Small instrumentation businesses such as Xylem Analytics try to compete with large suppliers through tried-and-true strategies for technology development, customer service, and niche applications (see page 20).

The industry giant Thermo Fisher, in contrast, may still need to persuade the marketplace that its acquisition of Life Technologies makes sense, according to Goldman’s Ro. “Some competitors are not convinced the ‘supermarket’ approach of Thermo Fisher’s combined offerings will have a material impact on high-end equipment sales,” he wrote.

Other companies, Ro said, are focusing on strengthening leadership positions where Thermo Fisher still has less dominant franchises, such as high-performance liquid chromatography and applied markets.

Executives at small firms also believe they can compete because instrumentation users tend to show strong brand loyalty. “When we acquire companies, we want to maintain the customer relationships and provide the same level of technical support,” Xylem’s Geis says, suggesting that these aspects may get lost when a large company absorbs a smaller one.
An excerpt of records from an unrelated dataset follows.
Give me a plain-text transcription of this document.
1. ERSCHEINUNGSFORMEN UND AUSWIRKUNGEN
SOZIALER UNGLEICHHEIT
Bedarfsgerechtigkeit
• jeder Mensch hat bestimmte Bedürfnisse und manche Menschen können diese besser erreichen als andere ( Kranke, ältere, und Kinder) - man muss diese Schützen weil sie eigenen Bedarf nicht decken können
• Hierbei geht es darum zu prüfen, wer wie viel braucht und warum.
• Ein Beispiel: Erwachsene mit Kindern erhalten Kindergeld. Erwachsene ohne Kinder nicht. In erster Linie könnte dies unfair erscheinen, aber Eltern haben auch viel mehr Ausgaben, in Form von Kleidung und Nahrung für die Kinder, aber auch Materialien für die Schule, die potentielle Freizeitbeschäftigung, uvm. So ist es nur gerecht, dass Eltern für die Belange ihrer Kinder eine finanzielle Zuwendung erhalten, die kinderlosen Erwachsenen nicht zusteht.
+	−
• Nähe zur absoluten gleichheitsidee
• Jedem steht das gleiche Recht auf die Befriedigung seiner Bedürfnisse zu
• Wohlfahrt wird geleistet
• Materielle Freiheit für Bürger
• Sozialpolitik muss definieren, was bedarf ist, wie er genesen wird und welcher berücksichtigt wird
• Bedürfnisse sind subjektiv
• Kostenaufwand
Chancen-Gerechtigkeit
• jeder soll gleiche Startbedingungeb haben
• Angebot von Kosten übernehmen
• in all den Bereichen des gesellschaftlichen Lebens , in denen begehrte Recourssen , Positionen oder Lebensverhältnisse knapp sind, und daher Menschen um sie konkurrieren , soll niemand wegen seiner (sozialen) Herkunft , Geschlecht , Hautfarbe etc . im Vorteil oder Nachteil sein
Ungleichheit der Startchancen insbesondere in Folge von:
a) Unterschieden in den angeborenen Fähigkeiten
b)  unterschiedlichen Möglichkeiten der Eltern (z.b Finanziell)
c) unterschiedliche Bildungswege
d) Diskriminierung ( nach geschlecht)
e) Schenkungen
At the same time, an acquired business can benefit from access to greater resources within Xylem. “We not only maintain the legacy brand, but can actually grow it through our internal capabilities and know-how,” he adds.

For their part, large companies maintain that their mergers benefit the customer as well. Agilent’s McMullen, for example, points to ease of service and better software connectivity across various instruments.

“There are multiple technologies used in laboratories,” he says, “and consolidation allows the customers to work with fewer vendors who are in much stronger positions to provide a broader suite of technologies to meet their application needs.”